In The World But Not Of The World

John 17.6-19

Jesus prays to the Father for his disciples

“I have made your name known to those whom you gave me from the world. They were yours, and you gave them to me, and they have kept your word. Now they know that everything you have given me is from you, for the words that you gave to me I have given to them, and they have received them and know in truth that I came from you, and they have believed that you sent me. I am asking on their behalf; I am not asking on behalf of the world but on behalf of those whom you gave me, because they are yours. 10 All mine are yours, and yours are mine, and I have been glorified in them.11 And now I am no longer in the world, but they are in the world, and I am coming to you. Holy Father, protect them in your name that you have given me, so that they may be one, as we are one. 12 While I was with them, I protected them in your name that you have given me.
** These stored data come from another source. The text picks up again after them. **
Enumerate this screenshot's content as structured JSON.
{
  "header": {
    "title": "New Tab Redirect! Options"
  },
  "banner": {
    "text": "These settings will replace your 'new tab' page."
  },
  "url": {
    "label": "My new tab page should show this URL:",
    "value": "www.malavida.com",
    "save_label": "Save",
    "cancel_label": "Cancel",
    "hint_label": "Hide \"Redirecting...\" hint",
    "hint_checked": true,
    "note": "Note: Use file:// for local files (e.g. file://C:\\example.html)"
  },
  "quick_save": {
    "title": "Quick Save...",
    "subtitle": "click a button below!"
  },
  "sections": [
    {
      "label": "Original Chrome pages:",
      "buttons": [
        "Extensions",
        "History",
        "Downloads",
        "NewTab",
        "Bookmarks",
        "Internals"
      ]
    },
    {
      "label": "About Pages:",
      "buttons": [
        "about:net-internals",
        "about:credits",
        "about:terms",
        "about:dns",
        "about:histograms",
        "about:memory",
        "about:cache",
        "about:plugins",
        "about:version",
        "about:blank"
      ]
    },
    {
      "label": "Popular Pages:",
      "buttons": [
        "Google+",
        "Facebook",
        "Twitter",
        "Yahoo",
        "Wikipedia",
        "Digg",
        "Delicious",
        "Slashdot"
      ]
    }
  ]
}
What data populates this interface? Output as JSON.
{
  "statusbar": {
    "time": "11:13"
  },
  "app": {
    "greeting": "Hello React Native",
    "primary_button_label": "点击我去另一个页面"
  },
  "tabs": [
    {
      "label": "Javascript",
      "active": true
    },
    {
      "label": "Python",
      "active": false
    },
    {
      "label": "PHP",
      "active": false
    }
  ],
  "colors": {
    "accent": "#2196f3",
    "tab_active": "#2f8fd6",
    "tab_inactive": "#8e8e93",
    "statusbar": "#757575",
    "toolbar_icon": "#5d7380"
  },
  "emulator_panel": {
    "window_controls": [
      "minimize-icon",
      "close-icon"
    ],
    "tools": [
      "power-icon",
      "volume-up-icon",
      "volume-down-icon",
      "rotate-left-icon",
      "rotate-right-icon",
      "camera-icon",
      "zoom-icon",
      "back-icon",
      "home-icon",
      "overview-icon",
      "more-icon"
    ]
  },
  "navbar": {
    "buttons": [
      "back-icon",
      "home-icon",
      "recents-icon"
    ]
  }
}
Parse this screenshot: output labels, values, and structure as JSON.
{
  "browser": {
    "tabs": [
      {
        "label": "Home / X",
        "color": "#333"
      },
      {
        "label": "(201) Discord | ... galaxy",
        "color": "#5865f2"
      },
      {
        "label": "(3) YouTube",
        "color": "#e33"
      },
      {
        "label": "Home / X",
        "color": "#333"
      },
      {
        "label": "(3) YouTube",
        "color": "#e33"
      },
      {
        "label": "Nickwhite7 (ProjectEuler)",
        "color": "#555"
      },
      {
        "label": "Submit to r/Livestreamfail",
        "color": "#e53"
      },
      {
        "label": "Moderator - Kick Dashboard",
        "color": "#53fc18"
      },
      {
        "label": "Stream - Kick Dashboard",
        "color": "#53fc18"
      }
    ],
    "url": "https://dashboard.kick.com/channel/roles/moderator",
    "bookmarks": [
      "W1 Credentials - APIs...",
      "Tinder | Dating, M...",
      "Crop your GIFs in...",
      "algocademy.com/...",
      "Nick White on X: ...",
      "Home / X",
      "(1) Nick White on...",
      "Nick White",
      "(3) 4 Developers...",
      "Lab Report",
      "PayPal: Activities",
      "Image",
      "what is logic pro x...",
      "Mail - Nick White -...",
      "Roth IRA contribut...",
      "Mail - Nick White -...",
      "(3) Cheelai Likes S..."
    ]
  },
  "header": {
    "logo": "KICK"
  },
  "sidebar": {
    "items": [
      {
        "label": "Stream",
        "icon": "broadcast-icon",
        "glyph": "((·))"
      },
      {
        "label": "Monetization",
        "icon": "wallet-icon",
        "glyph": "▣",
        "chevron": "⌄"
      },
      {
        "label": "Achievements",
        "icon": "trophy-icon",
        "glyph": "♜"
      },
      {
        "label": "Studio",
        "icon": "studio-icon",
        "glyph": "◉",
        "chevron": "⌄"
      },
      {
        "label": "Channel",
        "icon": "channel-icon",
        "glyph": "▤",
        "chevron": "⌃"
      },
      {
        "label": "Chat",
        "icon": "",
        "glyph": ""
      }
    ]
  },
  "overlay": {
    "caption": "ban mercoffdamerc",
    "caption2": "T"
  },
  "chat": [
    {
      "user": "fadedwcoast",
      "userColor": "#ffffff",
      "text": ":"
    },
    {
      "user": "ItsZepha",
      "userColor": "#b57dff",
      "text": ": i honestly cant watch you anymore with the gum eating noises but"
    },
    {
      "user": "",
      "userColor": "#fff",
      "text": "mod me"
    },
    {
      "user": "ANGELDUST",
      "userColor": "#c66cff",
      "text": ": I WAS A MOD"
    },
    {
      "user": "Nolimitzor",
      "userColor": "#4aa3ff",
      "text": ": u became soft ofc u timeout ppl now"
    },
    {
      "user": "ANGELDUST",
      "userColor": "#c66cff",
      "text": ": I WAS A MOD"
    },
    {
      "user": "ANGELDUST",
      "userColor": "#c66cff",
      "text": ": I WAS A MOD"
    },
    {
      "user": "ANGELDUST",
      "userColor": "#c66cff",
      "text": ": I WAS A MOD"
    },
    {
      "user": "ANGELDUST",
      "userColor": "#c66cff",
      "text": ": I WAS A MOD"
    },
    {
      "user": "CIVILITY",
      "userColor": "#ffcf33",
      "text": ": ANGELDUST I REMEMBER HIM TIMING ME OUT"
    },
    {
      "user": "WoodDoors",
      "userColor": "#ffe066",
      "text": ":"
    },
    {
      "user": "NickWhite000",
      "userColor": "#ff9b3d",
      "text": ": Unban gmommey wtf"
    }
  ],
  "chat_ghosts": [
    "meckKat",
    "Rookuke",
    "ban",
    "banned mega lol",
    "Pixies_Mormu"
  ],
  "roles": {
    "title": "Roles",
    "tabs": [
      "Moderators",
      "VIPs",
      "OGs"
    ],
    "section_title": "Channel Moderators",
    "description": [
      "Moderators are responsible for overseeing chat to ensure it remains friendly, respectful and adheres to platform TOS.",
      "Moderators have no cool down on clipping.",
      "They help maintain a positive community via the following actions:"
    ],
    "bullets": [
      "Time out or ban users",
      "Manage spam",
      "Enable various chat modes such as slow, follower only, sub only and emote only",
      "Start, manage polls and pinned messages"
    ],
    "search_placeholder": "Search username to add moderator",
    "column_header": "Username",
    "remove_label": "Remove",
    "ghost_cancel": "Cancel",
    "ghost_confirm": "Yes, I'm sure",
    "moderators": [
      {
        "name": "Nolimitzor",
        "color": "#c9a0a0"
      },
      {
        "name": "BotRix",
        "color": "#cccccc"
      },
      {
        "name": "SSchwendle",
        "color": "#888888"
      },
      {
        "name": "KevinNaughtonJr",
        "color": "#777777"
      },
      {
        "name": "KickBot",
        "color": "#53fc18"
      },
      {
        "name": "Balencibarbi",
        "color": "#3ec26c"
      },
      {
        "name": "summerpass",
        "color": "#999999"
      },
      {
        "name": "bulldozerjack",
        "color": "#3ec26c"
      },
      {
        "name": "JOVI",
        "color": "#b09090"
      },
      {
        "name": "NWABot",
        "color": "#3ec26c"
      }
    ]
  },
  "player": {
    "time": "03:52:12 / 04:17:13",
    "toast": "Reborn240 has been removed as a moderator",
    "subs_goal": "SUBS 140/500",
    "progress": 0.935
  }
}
I guarded them, and not one of them was lost except the one destined to be lost, so that the scripture might be fulfilled. 13 But now I am coming to you, and I speak these things in the world so that they may have my joy made complete in themselves. 14 I have given them your word, and the world has hated them because they do not belong to the world, just as I do not belong to the world. 15 I am not asking you to take them out of the world, but I ask you to protect them from the evil one. 16 They do not belong to the world, just as I do not belong to the world. 17 Sanctify them in the truth; your word is truth. 18 As you have sent me into the world, so I have sent them into the world. 19 And for their sakes I sanctify myself, so that they also may be sanctified in truth.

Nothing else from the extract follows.